Put Libya First: UN Urges Libyan Leaders to Prioritise the Country in Peace Talks

Libyan Leaders to Prioritise the Country in Peace Talks
Libyan Leaders to Prioritise the Country in Peace Talks
Tunisia’s Foreign Minister Othman Jerandi (R) and Stephanie Williams, the deputy special representative of the UN Secretary-General for Political Affairs in Libya, hold a press conference at Carthage Palace on the eastern outskirts Tunis on October 12, 2020. (Photo by FETHI BELAID / AFP)

The United Nations (UN) stated on Monday that only those who truly carry the best interest of the country at heart and without ulterior motives in the form of political career aspirations will be welcome to participate in the ideally forward-moving inter-Libyan political dialogue, scheduled to take place in Tunisia in early November.

“I make it a condition for anyone to participate in this dialogue that they remove themselves from consideration in high government positions. That includes the presidency council, the Prime Minister, ministries and various positions of sovereignty. We want to see people who are not there for their own political career but for their country,” said Stephanie Williams, the acting UN Special Envoy for Libya.

Tunisian Foreign Minister Othman Jarandi called — on his end, for “direct dialogue between Libyans, without interference.”
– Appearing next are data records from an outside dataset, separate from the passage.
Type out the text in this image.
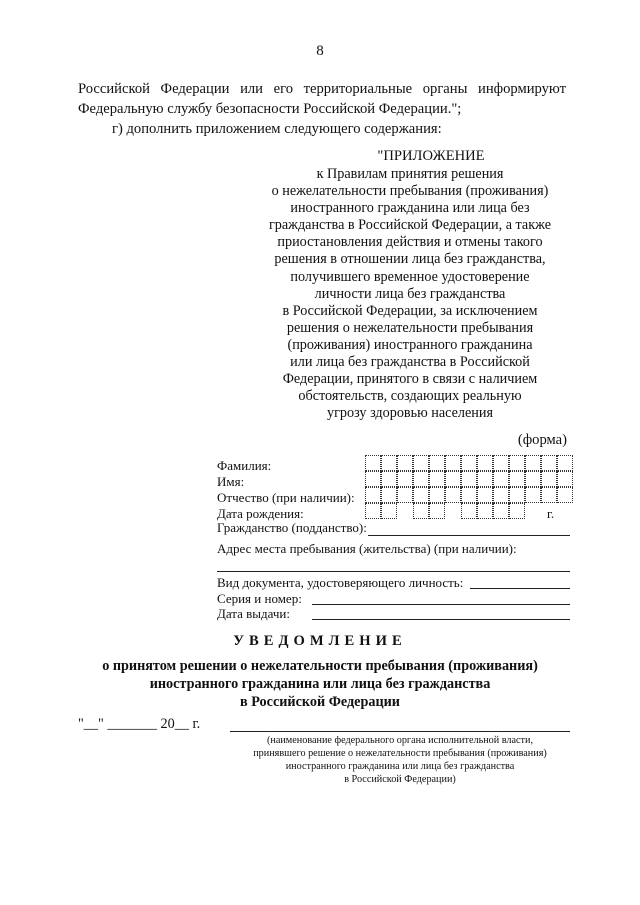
8
Российской Федерации или его территориальные органы информируют
Федеральную службу безопасности Российской Федерации.";
г) дополнить приложением следующего содержания:
"ПРИЛОЖЕНИЕ
к Правилам принятия решения
о нежелательности пребывания (проживания)
иностранного гражданина или лица без
гражданства в Российской Федерации, а также
приостановления действия и отмены такого
решения в отношении лица без гражданства,
получившего временное удостоверение
личности лица без гражданства
в Российской Федерации, за исключением
решения о нежелательности пребывания
(проживания) иностранного гражданина
или лица без гражданства в Российской
Федерации, принятого в связи с наличием
обстоятельств, создающих реальную
угрозу здоровью населения
(форма)
Фамилия:
Имя:
Отчество (при наличии):
Дата рождения:	г.
Гражданство (подданство):
Адрес места пребывания (жительства) (при наличии):
Вид документа, удостоверяющего личность:
Серия и номер:
Дата выдачи:
УВЕДОМЛЕНИЕ
о принятом решении о нежелательности пребывания (проживания)
иностранного гражданина или лица без гражданства
в Российской Федерации
"__" _______ 20__ г.
(наименование федерального органа исполнительной власти,
принявшего решение о нежелательности пребывания (проживания)
иностранного гражданина или лица без гражданства
в Российской Федерации)
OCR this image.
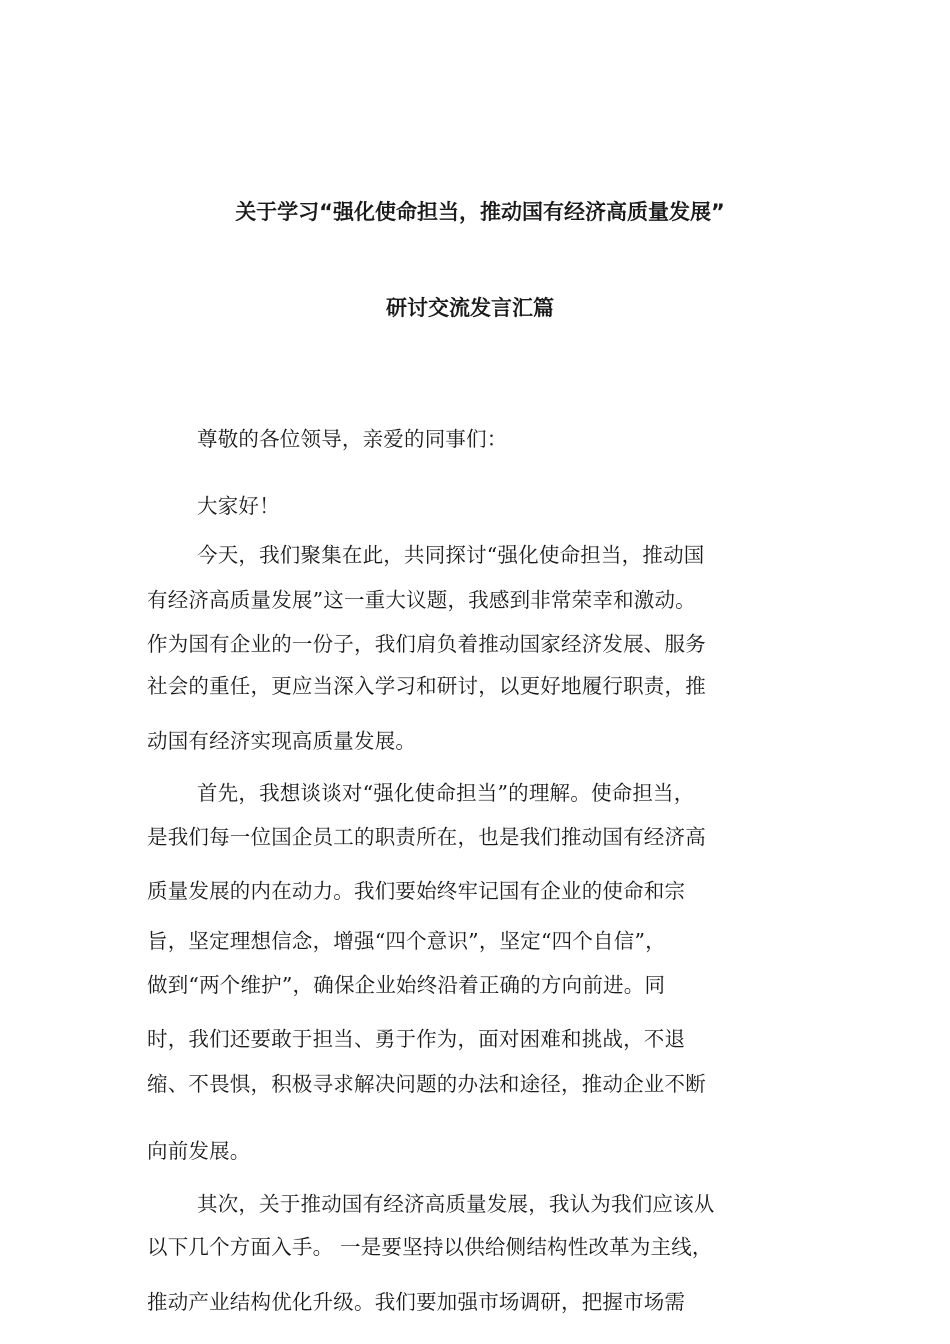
关于学习“强化使命担当，推动国有经济高质量发展”
研讨交流发言汇篇
尊敬的各位领导，亲爱的同事们：
大家好！
今天，我们聚集在此，共同探讨“强化使命担当，推动国
有经济高质量发展”这一重大议题，我感到非常荣幸和激动。
作为国有企业的一份子，我们肩负着推动国家经济发展、服务
社会的重任，更应当深入学习和研讨，以更好地履行职责，推
动国有经济实现高质量发展。
首先，我想谈谈对“强化使命担当”的理解。使命担当，
是我们每一位国企员工的职责所在，也是我们推动国有经济高
质量发展的内在动力。我们要始终牢记国有企业的使命和宗
旨，坚定理想信念，增强“四个意识”，坚定“四个自信”，
做到“两个维护”，确保企业始终沿着正确的方向前进。同
时，我们还要敢于担当、勇于作为，面对困难和挑战，不退
缩、不畏惧，积极寻求解决问题的办法和途径，推动企业不断
向前发展。
其次，关于推动国有经济高质量发展，我认为我们应该从
以下几个方面入手。 一是要坚持以供给侧结构性改革为主线，
推动产业结构优化升级。我们要加强市场调研，把握市场需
The Tunis dialogue, which will begin on 26 October by videoconference in light of the covid-19 pandemic before the in-person discussions scheduled for early November, will bring together several members of the High Council of State (west) and the Tobruk Parliament (east). The talks will also include participants selected by the UN, Williams said.

Background

Libya is currently torn between the UN-recognised and tripoli-based Government of National Unity in the West and Marshal Khalifa Haftar’s authority in the East — which has undermined the political process since the Skhirat agreements in Morocco in December 2015 and unsuccessfully attempted to control the former between April 2019 and June of this year.

At the encouragement of the UN, the two rival camps entered into negotiations in September with meetings touching upon institutional, military and political themes being touched upon in Morocco, Egypt and Switzerland, respectively.